# Homework Help: Sequence proof

1. Sep 2, 2011

### Punkyc7

If (b$_{n}$) is a bounded sequence ad lim(a$_{n}$)=0 show that lim(a$_{n}$b$_{b}$) =0

Pf/

Let b$_{n}$ be bounded and the lim(a$_{n}$)=0. Since b$_{n}$ is bounded we know that $\exists$ a real number M $\ni$ |b$_{n}$|<M for all n$\in$$N$ and we also know that |a$_{n}$|< $\epsilon$ for all $\epsilon$>0.

My problem is how do I go from here. I don't believe you can say that the lim(b)*lim(a)=lim(ab)=0 because we don't know what the lim(b) is

2. Sep 2, 2011

### Petek

Here's how to start: Let $\epsilon > 0$. Then we have to show that there exists an N > 0 such that if n > N, then $|a_nb_n| < \epsilon$.

Observe that $|a_nb_n| = |a_n| |b_n|$. Also, $|b_n| < M$ for all n and we can "make $|a_n|$ as small as we like" for sufficiently large n. Can you put the pieces together from here?

3. Sep 2, 2011

### Punkyc7

do you just say for any b$_{n}$ choose an a$_{n}$ such that b$_{n}$ * a$_{n}$ <$\epsilon$

4. Sep 2, 2011

### vela

Staff Emeritus
The bolded part isn't correct. What $$\lim_{n \to \infty} a_n = 0$$means is that given $\varepsilon_1 > 0$, there exists $N \in \mathbb{N}$ such that n>N implies $|a_n|\lt \varepsilon_1$.

Think about how you might relate $\epsilon$ for the anbn sequence to $\varepsilon_1$ to get what you need for the proof.

5. Sep 2, 2011

### Petek

You must show that, given any $\epsilon > 0$ that there exists an N > 0 such that if n> N, then $|a_nb_n| < \epsilon$. Now you know that $(a_n)$ converges to 0. That implies that, given any $\epsilon > 0$, then there exists an N > 0 such that $|a_n| < \epsilon$ if n > N. Does that N work? No, because if n > N then $|a_nb_n| = |a_n| |b_n| < \epsilon M$, but we needed $|a_nb_n| < \epsilon$. Can you find a way to modify this argument to get the desired result? Perhaps your text or lecture notes contain examples that might help.

6. Sep 2, 2011

### Punkyc7

That implies that, given any $\epsilon > 0$, then there exists an N > 0 such that $|a_n| < \epsilon$ if n > N. Does that N work? No, because if n > N then $|a_nb_n| = |a_n| |b_n| < \epsilon M$, but we needed $|a_nb_n| < \epsilon$.

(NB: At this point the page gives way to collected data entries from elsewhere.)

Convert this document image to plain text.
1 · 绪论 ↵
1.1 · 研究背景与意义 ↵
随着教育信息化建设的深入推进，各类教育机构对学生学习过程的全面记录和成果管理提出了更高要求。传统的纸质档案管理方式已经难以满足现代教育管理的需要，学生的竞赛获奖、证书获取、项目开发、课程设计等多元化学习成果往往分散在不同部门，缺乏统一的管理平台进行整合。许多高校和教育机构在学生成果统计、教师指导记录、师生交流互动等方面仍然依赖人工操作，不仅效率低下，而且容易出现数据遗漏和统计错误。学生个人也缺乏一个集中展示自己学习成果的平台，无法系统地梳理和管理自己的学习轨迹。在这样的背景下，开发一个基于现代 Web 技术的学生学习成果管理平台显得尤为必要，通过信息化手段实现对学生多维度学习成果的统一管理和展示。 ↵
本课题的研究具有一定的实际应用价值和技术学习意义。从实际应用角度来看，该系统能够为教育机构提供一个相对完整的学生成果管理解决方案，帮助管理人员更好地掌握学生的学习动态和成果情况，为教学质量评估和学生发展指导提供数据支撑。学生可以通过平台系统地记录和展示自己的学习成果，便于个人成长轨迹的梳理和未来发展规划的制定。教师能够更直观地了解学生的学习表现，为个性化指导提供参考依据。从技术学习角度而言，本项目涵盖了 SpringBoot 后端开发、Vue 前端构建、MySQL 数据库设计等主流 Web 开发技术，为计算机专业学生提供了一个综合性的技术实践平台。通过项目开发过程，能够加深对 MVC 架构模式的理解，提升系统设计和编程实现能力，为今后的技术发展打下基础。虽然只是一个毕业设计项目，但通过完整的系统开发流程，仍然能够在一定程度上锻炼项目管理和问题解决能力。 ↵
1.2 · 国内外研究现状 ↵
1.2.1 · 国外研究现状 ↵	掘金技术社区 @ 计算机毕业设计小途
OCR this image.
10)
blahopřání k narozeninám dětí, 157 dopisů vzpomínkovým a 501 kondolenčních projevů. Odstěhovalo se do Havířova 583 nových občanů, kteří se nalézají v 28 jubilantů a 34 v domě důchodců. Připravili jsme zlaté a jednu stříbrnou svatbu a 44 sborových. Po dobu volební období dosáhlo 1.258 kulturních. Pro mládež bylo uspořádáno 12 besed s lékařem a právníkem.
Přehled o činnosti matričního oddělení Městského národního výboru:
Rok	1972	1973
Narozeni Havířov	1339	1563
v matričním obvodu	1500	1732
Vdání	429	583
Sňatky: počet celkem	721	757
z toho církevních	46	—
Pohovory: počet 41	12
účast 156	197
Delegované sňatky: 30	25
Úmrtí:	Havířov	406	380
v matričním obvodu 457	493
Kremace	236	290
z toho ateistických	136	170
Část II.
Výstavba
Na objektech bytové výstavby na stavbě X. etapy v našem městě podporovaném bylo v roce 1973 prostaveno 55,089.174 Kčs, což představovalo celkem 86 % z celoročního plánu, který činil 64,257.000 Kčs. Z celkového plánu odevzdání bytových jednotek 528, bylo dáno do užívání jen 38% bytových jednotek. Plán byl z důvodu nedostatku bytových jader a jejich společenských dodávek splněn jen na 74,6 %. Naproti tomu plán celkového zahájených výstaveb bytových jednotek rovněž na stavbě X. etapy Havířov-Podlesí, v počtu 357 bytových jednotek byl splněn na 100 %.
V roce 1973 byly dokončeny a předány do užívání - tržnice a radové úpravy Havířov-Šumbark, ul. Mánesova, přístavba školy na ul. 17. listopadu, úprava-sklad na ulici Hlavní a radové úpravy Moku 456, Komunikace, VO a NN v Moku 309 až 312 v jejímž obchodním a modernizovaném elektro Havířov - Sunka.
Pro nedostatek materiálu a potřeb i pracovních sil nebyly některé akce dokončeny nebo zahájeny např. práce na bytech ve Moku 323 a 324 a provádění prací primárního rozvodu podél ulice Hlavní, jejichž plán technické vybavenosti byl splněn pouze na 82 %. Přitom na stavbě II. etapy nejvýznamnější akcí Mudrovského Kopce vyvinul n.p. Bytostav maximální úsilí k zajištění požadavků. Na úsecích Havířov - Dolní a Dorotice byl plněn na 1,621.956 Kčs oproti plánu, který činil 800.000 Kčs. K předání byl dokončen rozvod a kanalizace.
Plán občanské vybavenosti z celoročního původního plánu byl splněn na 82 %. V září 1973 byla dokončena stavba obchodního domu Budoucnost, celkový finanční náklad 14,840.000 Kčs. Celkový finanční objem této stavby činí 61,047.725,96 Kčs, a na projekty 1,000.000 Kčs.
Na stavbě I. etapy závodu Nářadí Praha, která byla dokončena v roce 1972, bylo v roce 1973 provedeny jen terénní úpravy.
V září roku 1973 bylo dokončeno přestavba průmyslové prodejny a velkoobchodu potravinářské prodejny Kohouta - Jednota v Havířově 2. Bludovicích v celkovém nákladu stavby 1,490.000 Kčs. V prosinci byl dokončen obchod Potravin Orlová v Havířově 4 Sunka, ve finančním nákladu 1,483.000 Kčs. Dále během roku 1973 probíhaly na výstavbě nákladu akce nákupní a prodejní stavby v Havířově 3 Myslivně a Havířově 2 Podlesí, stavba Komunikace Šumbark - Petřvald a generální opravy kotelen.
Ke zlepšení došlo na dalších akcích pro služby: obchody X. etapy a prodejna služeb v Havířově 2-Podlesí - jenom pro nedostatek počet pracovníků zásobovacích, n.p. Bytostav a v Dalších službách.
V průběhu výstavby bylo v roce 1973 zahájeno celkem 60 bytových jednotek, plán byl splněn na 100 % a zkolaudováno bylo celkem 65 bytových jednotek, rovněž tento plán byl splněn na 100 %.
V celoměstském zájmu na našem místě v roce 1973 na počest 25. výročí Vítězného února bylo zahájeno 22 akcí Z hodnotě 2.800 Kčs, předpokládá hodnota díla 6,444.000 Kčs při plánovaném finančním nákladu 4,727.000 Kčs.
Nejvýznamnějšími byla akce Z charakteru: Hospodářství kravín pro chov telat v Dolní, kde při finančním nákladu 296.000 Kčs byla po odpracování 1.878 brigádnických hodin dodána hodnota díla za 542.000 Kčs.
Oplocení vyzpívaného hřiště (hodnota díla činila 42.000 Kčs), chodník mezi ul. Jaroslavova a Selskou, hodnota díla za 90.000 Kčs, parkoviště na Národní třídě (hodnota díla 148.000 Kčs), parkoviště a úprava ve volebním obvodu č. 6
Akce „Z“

Could you just define $\epsilon$M to be the new $\epsilon$?

Or can you say let $\epsilon$>0, Since M is a real number>0 we know $\epsilon$/M>0 so $|a_nb_n| = |a_n| |b_n| < (\epsilon/M) *M=\epsilon$,

Last edited: Sep 2, 2011
7. Sep 3, 2011

### Petek

The last sentence in your post is basically correct. You just have to phrase it differently. Since you have the right idea, here's the way I would phrase it:

Let $\epsilon$ be any number > 0. We have to show that there exists an N > 0 such that if n > N, then $|a_nb_n| < \epsilon$. Now, since $(a_n)$ converges to 0, there exists an $N_1 > 0$ such that if $n > N_1$, then $|a_n| < \epsilon/M$. Therefore, if $n > N_1$, then $|a_nb_n| < (\epsilon/M)(M) = \epsilon$, as required.

The point is that we define a different "$\epsilon$" for $a_n$ so that we get $|a_nb_n| < \epsilon$. Hope that makes sense.